The Chinese Government is to impose limits on the number of international television show adaptations allowed into the market to promote “domestic originality”.

According to a new directive, official approval must now be sought by satellite broadcasters before they air remakes of popular international reality shows, such as The Voice of China, which was based on the ITV-owned Talpa format.

Chinese regulator, the State Administration of Press, Publication, Radio, Film and Television (SAPPRFT), said that local channels were “still too dependent on broadcasting foreign programmes” and lacked originality.

The directive stipulates that Chinese satellite channels can air a maximum of two foreign shows or foreign adaptations each year during the primetime slots of 7.30pm 10.30pm. Any channel flouting the rule will be banned from all foreign imports for a year.
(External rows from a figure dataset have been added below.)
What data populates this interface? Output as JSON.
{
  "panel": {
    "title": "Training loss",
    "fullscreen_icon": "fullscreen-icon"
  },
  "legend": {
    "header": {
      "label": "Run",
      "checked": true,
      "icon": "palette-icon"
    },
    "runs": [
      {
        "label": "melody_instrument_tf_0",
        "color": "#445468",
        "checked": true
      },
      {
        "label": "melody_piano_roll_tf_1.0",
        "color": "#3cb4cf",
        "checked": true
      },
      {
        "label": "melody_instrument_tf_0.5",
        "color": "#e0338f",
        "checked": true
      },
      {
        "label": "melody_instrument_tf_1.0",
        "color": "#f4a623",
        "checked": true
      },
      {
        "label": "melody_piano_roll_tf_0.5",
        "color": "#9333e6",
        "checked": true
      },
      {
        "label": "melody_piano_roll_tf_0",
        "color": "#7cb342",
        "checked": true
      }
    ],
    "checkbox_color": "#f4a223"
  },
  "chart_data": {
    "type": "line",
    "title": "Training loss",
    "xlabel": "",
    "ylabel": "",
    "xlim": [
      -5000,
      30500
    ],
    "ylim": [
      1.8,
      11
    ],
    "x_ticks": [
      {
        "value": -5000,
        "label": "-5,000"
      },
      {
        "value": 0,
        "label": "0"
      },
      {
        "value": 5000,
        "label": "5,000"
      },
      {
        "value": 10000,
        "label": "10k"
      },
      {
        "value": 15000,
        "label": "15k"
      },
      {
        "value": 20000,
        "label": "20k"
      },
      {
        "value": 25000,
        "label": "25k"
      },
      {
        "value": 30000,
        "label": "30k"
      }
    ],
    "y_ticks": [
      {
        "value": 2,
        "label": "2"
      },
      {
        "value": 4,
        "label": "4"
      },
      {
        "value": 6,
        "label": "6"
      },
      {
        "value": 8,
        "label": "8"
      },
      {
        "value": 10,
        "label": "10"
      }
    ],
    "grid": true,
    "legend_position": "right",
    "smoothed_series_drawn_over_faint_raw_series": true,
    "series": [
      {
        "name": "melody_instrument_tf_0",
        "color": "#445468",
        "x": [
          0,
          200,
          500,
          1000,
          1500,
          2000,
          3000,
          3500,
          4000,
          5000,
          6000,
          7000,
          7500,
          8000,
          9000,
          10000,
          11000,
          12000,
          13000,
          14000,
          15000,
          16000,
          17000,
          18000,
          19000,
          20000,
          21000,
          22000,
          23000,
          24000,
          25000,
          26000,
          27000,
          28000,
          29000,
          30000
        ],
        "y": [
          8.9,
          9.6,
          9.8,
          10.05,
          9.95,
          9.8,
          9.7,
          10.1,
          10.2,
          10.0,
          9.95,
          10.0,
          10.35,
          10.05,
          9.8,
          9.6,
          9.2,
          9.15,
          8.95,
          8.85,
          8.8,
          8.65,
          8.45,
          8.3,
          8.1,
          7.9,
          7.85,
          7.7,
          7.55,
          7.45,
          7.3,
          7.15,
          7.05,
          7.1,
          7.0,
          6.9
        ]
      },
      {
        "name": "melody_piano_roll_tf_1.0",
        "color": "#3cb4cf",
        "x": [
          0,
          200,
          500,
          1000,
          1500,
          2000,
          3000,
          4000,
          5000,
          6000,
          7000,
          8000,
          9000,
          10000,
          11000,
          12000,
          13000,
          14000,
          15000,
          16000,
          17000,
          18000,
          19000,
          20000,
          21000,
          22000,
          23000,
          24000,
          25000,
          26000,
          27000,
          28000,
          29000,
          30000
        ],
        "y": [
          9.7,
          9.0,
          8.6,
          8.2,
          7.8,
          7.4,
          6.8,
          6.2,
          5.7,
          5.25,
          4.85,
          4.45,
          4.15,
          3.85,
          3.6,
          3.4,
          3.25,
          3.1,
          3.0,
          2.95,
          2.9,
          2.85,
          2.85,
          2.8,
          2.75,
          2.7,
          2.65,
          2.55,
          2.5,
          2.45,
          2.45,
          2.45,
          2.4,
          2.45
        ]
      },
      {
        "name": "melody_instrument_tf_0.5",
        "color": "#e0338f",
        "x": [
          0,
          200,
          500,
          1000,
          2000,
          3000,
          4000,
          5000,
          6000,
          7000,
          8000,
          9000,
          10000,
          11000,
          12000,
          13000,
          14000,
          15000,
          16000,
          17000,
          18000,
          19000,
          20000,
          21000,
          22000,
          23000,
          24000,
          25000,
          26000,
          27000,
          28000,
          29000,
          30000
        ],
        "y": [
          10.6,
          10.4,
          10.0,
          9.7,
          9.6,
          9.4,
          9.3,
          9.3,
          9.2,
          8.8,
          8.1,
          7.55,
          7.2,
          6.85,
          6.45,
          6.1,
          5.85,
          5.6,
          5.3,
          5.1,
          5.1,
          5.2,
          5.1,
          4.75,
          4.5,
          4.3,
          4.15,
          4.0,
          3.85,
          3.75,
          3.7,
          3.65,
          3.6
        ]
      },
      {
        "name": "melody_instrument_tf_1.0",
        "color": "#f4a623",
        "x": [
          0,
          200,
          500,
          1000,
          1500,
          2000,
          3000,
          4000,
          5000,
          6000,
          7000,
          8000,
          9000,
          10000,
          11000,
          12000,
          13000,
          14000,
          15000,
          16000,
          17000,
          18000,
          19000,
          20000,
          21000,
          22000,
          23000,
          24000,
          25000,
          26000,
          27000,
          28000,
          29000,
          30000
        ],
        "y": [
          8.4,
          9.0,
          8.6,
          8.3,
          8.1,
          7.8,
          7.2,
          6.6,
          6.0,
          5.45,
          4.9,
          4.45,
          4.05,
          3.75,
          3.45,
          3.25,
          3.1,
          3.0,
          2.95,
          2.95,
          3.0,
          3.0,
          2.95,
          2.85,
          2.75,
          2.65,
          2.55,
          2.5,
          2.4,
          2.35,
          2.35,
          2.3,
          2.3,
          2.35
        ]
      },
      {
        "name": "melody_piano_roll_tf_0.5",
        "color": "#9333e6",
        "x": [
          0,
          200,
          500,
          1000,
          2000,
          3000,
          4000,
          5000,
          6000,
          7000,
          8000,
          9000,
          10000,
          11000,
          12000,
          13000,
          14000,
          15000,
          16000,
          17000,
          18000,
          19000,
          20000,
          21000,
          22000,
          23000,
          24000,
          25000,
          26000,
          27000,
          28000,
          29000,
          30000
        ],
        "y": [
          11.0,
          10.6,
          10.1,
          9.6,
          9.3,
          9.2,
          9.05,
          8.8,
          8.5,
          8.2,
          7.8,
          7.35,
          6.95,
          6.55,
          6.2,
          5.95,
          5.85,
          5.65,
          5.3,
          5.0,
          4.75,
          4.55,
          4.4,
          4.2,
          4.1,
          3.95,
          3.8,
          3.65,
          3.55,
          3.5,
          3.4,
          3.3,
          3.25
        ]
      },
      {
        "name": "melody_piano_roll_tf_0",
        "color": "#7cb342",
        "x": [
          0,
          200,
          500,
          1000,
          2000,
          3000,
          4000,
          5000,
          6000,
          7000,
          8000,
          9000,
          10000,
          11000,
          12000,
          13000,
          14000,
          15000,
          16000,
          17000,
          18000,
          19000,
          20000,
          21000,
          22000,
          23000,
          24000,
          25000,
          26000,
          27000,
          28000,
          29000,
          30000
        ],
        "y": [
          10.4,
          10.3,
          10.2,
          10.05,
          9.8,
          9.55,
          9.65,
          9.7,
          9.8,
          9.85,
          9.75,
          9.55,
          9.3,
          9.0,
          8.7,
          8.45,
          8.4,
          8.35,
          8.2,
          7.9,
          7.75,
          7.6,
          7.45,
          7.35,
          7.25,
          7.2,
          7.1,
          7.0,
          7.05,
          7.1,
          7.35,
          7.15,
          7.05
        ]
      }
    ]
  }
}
“Only domestically invented TV programmes in the Chinese cultural tradition can properly convey the Chinese Dream, core socialist values, patriotism and Chinese traditions...Audiences are craving more Chinese original programmes,” said the SAPPRFT statement.

These latest restrictions follow a crackdown in March on content the regulator deems “vulgar, immoral and unhealthy,” such as depictions of smoking, drinking, adultery, homosexuality and reincarnation.